Giles: Helping out with the dishes makes me feel useful. Dawn: Wanna clean out the garage with us Saturday? You could feel indispensable.

'Dirty Girls'


Literary Buffistas 3: Don't Parse the Blurb, Dear.

There's more to life than watching Buffy the Vampire Slayer! No. Really, there is! Honestly! Here's a place for Buffistas to come and discuss what it is they're reading, their favorite authors and poets. "Geez. Crack a book sometime."


Kat - Jul 14, 2013 6:07:55 am PDT #21056 of 28370
"I keep to a strict diet of ill-advised enthusiasm and heartfelt regret." Leigh Bardugo

Kate, I feel like anything that pertains to Maddie is true. I believe that the Anna Engel stuff was all lies -- it was meant to be the diversion. Most of her account was a lie. Hence her "This is the truth! This is the truth!" and her telling the girl who refused to confess to just lie.

It's a perfect way to teach unreliable narrator, I think.


Polter-Cow - Jul 14, 2013 4:09:16 pm PDT #21057 of 28370
What else besides ramen can you scoop? YOU CAN SCOOP THIS WORLD FROM DARKNESS!

Has anyone read Armor, by John Steakley? I haven't read a book this fucking frustrating in a while. I'm almost annoyed that it actually redeemed itself in the end.


Fred Pete - Jul 15, 2013 5:31:27 am PDT #21058 of 28370
Ann, that's a ferret.

I do think class is as much an American focus as race, although race is clearly not a focus anywhere else.

Yet class in America is inextricably intertwined with money, more so (I think) than elsewhere. I'd also add a 3rd Great American Focus, religion, which also plays out in a way different than elsewhere.

I'll argue for Theodore Dreiser's An American Tragedy. It isn't on that list. But class/money determines almost the entire plot, with more than a passing discussion of the effect of religion.

Oh, and Moby Dick is overrated. The treatise on whaling breaks into the plot too deeply.


§ ita § - Jul 15, 2013 7:03:24 am PDT #21059 of 28370
Well not canonically, no, but this is transformative fiction.

although race is clearly not a focus anywhere else

I don't understand what this means. What is the anywhere else?
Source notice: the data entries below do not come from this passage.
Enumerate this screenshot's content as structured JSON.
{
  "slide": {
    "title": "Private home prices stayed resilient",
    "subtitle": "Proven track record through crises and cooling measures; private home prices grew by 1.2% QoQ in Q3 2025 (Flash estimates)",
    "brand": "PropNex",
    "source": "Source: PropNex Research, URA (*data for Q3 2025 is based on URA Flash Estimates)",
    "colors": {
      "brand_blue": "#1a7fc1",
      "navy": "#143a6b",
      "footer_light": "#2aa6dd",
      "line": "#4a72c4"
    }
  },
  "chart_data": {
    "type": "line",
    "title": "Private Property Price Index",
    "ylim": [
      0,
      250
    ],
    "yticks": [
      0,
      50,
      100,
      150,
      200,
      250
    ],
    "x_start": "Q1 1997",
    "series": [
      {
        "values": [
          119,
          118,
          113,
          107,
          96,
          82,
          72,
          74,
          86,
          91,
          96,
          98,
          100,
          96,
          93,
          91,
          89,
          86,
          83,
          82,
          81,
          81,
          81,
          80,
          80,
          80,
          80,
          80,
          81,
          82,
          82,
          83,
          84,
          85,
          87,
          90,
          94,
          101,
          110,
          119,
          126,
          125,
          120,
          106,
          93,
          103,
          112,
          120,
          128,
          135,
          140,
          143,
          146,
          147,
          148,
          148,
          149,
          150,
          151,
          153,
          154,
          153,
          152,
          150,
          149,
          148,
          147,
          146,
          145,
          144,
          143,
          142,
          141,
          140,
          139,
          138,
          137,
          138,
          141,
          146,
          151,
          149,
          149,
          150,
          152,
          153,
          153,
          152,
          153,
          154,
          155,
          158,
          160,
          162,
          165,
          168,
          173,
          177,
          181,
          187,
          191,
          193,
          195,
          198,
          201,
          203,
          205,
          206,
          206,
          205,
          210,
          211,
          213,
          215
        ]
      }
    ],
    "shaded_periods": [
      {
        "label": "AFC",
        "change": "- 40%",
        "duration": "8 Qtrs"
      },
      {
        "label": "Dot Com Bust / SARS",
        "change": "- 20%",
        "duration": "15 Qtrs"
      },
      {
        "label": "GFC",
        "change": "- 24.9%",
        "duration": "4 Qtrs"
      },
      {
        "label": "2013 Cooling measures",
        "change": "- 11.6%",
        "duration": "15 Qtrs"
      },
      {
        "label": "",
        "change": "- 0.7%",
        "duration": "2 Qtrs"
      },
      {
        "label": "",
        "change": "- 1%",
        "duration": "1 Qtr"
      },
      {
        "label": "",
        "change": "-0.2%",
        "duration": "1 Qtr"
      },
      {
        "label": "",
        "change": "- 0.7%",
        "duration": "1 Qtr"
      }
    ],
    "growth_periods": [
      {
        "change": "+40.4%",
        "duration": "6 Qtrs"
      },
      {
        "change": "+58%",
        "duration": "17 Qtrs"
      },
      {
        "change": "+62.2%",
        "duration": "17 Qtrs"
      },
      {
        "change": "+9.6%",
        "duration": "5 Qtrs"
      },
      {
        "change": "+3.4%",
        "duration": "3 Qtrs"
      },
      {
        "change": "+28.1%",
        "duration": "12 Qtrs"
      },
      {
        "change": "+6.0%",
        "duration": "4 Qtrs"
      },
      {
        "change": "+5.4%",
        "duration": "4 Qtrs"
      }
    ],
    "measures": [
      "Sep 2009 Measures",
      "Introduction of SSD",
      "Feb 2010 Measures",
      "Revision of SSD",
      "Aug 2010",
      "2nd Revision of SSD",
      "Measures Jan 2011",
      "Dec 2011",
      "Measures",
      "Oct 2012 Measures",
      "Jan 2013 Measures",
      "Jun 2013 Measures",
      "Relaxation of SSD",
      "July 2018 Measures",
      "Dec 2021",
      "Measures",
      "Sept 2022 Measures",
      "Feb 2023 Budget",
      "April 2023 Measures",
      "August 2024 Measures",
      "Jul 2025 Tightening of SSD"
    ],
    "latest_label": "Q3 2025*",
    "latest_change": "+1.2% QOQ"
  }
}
Amy - Jul 15, 2013 7:56:06 am PDT #21060 of 28370
Because books.

I should have said almost, I guess. Race isn't a big focus in historical British literature, or most European literature, unless I'm completely wrong. And I absolutely could be. I just couldn't think of examples that address it the way Huck Finn and other American literature does.


§ ita § - Jul 15, 2013 8:06:58 am PDT #21061 of 28370
Well not canonically, no, but this is transformative fiction.

When British literature touches the colonies (and unsurprisingly my reading is skewed thusly) it is reasonably often a big deal. And when it's not it is therefore in hindsight, because it takes a lot of work to ignore that shit. I think of Kipling and Achebe and Stevenson and Defoe when I think of the genre.


Amy - Jul 15, 2013 8:42:26 am PDT #21062 of 28370
Because books.

That's a bunch of people I never really read. So, like I said, if I'm wrong, I apologize.


le nubian - Jul 15, 2013 8:46:41 am PDT #21063 of 28370
"And to be clear, I am the hell. And the high water."

I'm reading Divergent by Veronica Roth right now and from the first chapter, the book has me hooked. I'm about 60% of the way right now (can you tell I'm reading on a Kindle?) and my early affection for the book is a bit more muted, but I'm still hooked.

I find the events of the book pretty realistic (and periodically horrifying) given Roth's world-building.

For those who liked Hunger Games, I recommend it.


Steph L. - Jul 15, 2013 10:48:42 am PDT #21064 of 28370
this mess was yours / now your mess is mine

I read that and REALLY liked it. The sequel (Insurgent) is pretty good, too, and sets up the last book in the trilogy (which I think is supposed to be out in October) really well.


Pix - Jul 15, 2013 10:56:20 am PDT #21065 of 28370
The status is NOT quo.

Yep, I really enjoyed the first two in that series as well. I liked the fact that Roth resists the Hunger Games temptation to make the female protagonist a bleak, empty shell of herself as the story progresses.